The ancient origins of martial arts are thought to lie in religious combat rituals, imitating the gods who were able, according to myth, to triumph without weapons. Early styles in Japan were associated with the Japanese religion Shintoism and with Mikkyo, an esoteric form of Buddhism, and some forms of Chinese wushu are categorized as Daoist/Buddhist. Many martial arts developed within the confines of temples, which were places of refuge during the troubled periods when martial arts tended to develop most quickly. The temple of Shaolin, in China, for example, became a sort of university where martial arts experts lived together, shared their knowledge, and trained their students.
One aspect of the development of modern “sport” forms of traditional martial arts is the desire to eliminate the spiritual or mystical elements. This transformation—sometimes referred to as “sportification"—is intended to make martial arts more like Western sports, in which competing and winning are the only goals. For example, the idea of chi or ki (universal energy or breath concentrated in a person's center) is basic to martial arts practice. This idea can be translated into physiological terms as the center of gravity, but in traditional practice ki is far more than a physical spot or force, and the ai in aikido can be translated as “harmony” or “love.”
Self-mastery and self-knowledge are important goals in martial arts practice, and the student is guided in a variety of ways in personal development as well as physical training. The practice of zazen, the basic seated meditation of Zen Buddhism, has been incorporated into a number of modern martial arts because it can easily be used out of context, without any demand on the student for a particular religious affiliation.
The practice of martial arts contains a variety of ritual elements. In aikido, the dojo (practice room) includes an altar with a photograph of the founder, Ueshiba Morihei (1883–1969), a scroll with calligraphy, and fresh flowers. Students bow to their instructor, to the photograph, and to one another, and in many clubs clap two or four times at the beginning and end of the session. This clapping is a traditional way of warding off evil spirits.

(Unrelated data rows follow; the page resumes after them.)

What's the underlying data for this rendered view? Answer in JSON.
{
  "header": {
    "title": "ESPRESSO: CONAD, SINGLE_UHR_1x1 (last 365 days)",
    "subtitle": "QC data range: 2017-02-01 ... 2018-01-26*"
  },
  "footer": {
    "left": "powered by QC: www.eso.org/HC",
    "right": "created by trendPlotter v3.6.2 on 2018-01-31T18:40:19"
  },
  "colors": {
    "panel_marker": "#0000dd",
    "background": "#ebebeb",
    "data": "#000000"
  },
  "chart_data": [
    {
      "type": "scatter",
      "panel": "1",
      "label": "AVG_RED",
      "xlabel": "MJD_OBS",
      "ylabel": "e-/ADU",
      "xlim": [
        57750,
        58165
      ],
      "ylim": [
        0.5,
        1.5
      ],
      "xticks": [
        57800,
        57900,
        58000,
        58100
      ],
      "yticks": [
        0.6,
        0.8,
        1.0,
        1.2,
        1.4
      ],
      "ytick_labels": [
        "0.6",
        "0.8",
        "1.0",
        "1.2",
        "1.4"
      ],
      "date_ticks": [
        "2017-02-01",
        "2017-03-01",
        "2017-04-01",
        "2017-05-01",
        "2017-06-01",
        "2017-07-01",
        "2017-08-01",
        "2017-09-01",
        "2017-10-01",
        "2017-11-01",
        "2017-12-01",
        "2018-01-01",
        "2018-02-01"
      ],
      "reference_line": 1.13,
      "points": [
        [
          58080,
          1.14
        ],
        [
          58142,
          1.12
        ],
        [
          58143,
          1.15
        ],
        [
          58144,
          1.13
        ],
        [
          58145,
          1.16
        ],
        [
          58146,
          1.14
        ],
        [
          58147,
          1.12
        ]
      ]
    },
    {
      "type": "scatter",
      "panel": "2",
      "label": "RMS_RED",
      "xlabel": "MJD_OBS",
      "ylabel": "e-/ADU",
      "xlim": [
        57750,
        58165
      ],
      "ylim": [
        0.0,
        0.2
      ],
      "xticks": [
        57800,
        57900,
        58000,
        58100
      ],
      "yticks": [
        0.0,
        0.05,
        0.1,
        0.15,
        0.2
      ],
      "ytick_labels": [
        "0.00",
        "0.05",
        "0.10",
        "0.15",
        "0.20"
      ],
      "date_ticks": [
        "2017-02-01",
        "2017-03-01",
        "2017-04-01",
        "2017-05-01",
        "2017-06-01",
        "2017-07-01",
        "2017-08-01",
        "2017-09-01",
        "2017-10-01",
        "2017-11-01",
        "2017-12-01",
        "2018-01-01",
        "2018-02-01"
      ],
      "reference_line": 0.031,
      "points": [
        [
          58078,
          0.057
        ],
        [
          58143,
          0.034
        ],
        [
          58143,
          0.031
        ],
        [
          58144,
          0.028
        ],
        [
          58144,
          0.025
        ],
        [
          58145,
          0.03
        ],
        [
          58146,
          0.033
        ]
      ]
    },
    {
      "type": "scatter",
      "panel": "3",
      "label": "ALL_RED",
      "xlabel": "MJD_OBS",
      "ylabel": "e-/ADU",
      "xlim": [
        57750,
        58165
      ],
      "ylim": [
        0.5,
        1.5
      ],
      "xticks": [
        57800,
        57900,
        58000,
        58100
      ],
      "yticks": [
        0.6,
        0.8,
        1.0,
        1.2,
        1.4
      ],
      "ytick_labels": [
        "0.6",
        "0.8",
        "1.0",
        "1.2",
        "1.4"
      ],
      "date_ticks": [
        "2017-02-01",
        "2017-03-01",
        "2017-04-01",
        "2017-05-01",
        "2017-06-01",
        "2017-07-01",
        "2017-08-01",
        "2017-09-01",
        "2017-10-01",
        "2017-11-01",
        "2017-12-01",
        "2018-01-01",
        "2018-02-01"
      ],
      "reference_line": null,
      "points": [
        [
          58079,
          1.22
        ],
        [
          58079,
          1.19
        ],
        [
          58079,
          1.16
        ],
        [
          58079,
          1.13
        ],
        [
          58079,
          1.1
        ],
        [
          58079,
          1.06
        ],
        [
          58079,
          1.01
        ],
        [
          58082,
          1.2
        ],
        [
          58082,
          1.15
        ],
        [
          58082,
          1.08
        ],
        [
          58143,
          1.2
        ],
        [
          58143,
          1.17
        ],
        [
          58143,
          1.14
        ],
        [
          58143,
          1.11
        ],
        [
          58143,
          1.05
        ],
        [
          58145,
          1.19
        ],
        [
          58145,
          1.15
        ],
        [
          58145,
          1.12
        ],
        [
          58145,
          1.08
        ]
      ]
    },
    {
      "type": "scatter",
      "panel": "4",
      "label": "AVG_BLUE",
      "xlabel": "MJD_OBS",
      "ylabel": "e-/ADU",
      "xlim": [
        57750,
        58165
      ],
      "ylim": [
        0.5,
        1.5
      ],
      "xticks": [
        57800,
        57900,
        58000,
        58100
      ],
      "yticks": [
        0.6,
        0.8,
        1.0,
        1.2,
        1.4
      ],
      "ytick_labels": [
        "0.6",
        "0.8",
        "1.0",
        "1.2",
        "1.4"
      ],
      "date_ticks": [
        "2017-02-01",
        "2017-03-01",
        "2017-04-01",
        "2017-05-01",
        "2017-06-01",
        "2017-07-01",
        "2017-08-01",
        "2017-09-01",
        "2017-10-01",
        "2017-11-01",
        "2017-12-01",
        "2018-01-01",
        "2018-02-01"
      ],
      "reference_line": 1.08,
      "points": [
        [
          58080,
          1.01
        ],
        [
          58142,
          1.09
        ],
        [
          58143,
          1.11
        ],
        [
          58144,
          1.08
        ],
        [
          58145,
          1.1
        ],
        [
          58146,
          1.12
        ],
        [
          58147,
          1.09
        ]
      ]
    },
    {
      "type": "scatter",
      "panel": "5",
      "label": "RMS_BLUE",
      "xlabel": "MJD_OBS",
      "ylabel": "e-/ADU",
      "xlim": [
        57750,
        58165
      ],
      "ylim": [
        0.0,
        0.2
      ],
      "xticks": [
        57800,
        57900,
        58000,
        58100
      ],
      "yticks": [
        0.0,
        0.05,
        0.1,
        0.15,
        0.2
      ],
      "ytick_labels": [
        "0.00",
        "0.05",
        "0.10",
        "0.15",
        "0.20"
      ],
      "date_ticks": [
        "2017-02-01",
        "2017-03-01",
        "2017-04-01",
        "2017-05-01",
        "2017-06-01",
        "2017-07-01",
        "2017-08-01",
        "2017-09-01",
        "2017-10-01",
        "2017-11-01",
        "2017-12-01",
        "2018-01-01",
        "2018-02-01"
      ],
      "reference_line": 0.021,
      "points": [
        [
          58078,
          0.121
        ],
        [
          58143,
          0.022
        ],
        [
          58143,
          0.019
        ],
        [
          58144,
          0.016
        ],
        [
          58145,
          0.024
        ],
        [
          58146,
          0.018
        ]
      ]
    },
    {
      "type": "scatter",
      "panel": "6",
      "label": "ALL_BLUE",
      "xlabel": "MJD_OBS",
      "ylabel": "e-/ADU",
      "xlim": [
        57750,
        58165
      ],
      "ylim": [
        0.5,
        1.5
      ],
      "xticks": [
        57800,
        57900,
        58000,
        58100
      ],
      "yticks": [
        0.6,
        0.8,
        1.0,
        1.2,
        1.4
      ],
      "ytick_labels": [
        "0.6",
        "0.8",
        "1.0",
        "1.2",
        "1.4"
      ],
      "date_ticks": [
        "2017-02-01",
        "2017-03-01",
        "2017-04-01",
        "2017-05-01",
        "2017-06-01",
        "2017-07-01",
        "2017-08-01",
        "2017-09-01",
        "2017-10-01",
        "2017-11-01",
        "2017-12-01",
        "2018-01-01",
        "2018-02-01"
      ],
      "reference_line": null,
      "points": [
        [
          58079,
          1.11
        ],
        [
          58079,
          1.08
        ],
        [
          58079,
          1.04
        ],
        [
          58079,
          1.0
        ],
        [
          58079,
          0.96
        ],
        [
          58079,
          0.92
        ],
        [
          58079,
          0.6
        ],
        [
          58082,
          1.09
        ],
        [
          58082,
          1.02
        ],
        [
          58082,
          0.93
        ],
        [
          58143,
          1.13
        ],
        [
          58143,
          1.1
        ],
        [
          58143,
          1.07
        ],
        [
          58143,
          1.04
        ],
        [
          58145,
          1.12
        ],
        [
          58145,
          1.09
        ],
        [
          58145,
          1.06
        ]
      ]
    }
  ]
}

Some gestures in naginata have no practical martial arts purpose but are instead intended to ward off evil spirits and direct their force to the attacker or to offer prayers to the dead.
In tae kwon do, a Korean martial art that is also an Olympic sport, sessions typically begin and end with a few minutes of meditation, a lecture on good conduct (rather like a sermon), and the recitation of an oath. Here is an example:
Tae Kwon Do Oath I shall observe the tenets of tae kwon do. I shall respect the instructors and seniors. I shall never misuse tae kwon do. I shall be a champion of freedom and justice. I shall build a more peaceful world. (Christensen & Levinson 1996, 1006)
Even the clothing worn in martial arts connects them to their traditional religious roots. Unlike clothing in modern Western sports, which changes over time to provide greater protection or improved performance, most martial arts clothing is traditional, often beautiful, and may appear heavy and impractical. In a number of martial arts, for example, training is done in a cotton jacket and pants with a heavy divided skirt, the hakama, on top. The traditional clothing offers protection but might be said to be, at root, more like the traditional dress of the Amish than like that worn by competitive runners or rugby players.
Physical activities have often had strong religious significance—among the ancient Greeks, for example. The religious significance of traditional martial arts and their focus on mind-body interaction appeals to many participants and gives these forms of physical activity a depth and a complexity that provide both physical and mental benefits.